A RD do Congo se acostumou a viver situações-limite e terá mais um nos 16-avos de final da Copa do Mundo da FIFA 2026™: enfrentará a Inglaterra, na quarta-feira, 1º de julho, no Estádio de Atlanta, às 12h locais, depois de virar sobre o Uzbequistão no duelo final do Grupo K, na noite deste sábado (27). A equipe africana venceu a partida por 3 a 1.
Com isso, os africanos conquistaram um prêmio duplo: a primeira vitória de sua história na Copa do Mundo da FIFA™ e uma vaga na fase eliminatória, confirmada por Fiston Mayele aos 33 minutos do segundo tempo e celebrada por Yoane Wissa nos acréscimos.

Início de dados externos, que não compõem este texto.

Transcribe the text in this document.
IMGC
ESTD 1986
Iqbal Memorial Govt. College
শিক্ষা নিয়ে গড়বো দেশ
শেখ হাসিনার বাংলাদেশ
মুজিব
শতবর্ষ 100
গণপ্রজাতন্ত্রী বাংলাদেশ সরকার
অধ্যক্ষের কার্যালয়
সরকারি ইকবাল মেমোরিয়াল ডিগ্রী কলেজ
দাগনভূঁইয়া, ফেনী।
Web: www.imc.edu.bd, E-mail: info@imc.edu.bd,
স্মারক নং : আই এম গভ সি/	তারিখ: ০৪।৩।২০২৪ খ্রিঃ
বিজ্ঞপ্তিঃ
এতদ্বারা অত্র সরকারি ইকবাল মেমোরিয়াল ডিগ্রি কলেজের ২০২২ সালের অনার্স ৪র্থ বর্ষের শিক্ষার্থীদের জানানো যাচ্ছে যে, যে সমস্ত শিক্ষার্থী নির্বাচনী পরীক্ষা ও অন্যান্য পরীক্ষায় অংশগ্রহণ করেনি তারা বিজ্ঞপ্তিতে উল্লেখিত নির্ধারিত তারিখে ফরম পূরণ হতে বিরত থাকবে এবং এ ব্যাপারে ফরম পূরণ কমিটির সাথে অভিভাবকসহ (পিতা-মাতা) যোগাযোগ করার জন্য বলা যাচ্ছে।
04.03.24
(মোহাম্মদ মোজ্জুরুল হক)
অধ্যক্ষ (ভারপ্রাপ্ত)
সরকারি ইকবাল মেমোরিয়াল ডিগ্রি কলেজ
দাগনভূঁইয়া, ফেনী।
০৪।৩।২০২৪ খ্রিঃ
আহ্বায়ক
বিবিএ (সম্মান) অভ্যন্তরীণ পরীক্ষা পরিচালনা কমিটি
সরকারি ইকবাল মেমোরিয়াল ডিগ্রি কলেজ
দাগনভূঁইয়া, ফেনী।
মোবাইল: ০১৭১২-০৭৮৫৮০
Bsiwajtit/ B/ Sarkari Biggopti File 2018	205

A alegria dos africanos era evidente, e isso ficou claro nas declarações à FIFA após a partida. “É fantástico, porque o jogo foi a cara do nosso time: cheio de sacrifício. Continuamos acreditando nas nossas qualidades. Mostramos muita iniciativa no ataque e, sinceramente, estou muito feliz pelos jogadores. Eles trabalham neste projeto há quatro anos. Tenho muito, muito orgulho deles”, resumiu o técnico Sébastien Desabre, com um enorme sorriso.
“É a cara do nosso time: cheio de sacrifício.” Foi assim que Desabre definiu a classificação — e não por acaso. A vaga na Copa do Mundo veio apenas na prorrogação do Torneio Classificatório, graças a um gol de Axel Tuanzebe aos 100 minutos contra a Jamaica. Pouco menos de três meses depois, a história voltou a se repetir: a RD do Congo só conseguiu virar o jogo contra o Uzbequistão aos 33 minutos do segundo tempo, quando Fiston Mayele apareceu para empurrar uma bola solta para as redes. Foi o início da festa no Estádio de Atlanta e também em Kinshasa, uma cidade que já se acostumou a comemorar as classificações dramáticas dos Leopardos.
“Sofremos muito. Sabíamos que o primeiro tempo não tinha saído como planejávamos. Mas o time manteve a calma porque tinha certeza de que, na segunda etapa, conseguiríamos mostrar todo o nosso potencial. Estudamos os vídeos, identificamos os pontos fracos do Uzbequistão e focamos neles depois do intervalo”, contou o capitão Chancel Mbemba à FIFA. O zagueiro, que é o jogador com mais partidas pela seleção da RD do Congo, prolongou sua trajetória nesta Copa do Mundo com mais uma atuação marcante.
Wissa y Mayele, gols históricos
Yoane Wissa vinha de uma temporada em que marcou três gols em 28 jogos pelo Newcastle United, mas, na Copa do Mundo da FIFA 2026™, já soma o mesmo número de gols em apenas três partidas. “A responsabilidade sobre os nossos ombros era difícil de suportar. Mas o mais importante é esta classificação histórica para os 16-avos de final. Vamos saborear este momento, porque foi duro”, explicou o autor do primeiro e do terceiro gols dos africanos após a partida.
Apesar de ter sofrido muito, a RD do Congo acabou avançando para o mata-mata como uma das melhores terceiras colocadas, graças aos seus quatro pontos e ao saldo de gols. Fiston Mayele ainda não havia jogado nesta fase final, mas entrou aos seis minutos do segundo tempo e, 27 minutos depois, já comemorava o histórico gol do 2 a 1.
“Estou vivendo um momento maravilhoso, porque é a primeira vez que jogo uma Copa do Mundo. Tive a oportunidade de atuar por alguns minutos. Sempre estive preparado. Eu dizia a mim mesmo que, quando o momento chegasse, teria que fazer a diferença”, disse à FIFA Mayele, que não marcava pela seleção desde 25 de março de 2025.
O desafio da RD do Congo agora é enorme: enfrentar a Inglaterra de Harry Kane e Jude Bellingham. Mas os africanos esperam viver mais um roteiro dramático — e outra alegria conquistada no limite. “Vamos continuar trabalhando, porque sabemos muito bem que, nos 16-avos de final, enfrentaremos uma grande seleção. Agora é hora de descansar bem”, disse o capitão Chancel Mbemba à FIFA.
“Estamos orgulhosos”, resumiu o técnico Sébastien Desabre. “Marcamos quatro gols em três partidas, e isso mostra que somos capazes de balançar as redes no mais alto nível da Copa do Mundo”, concluiu.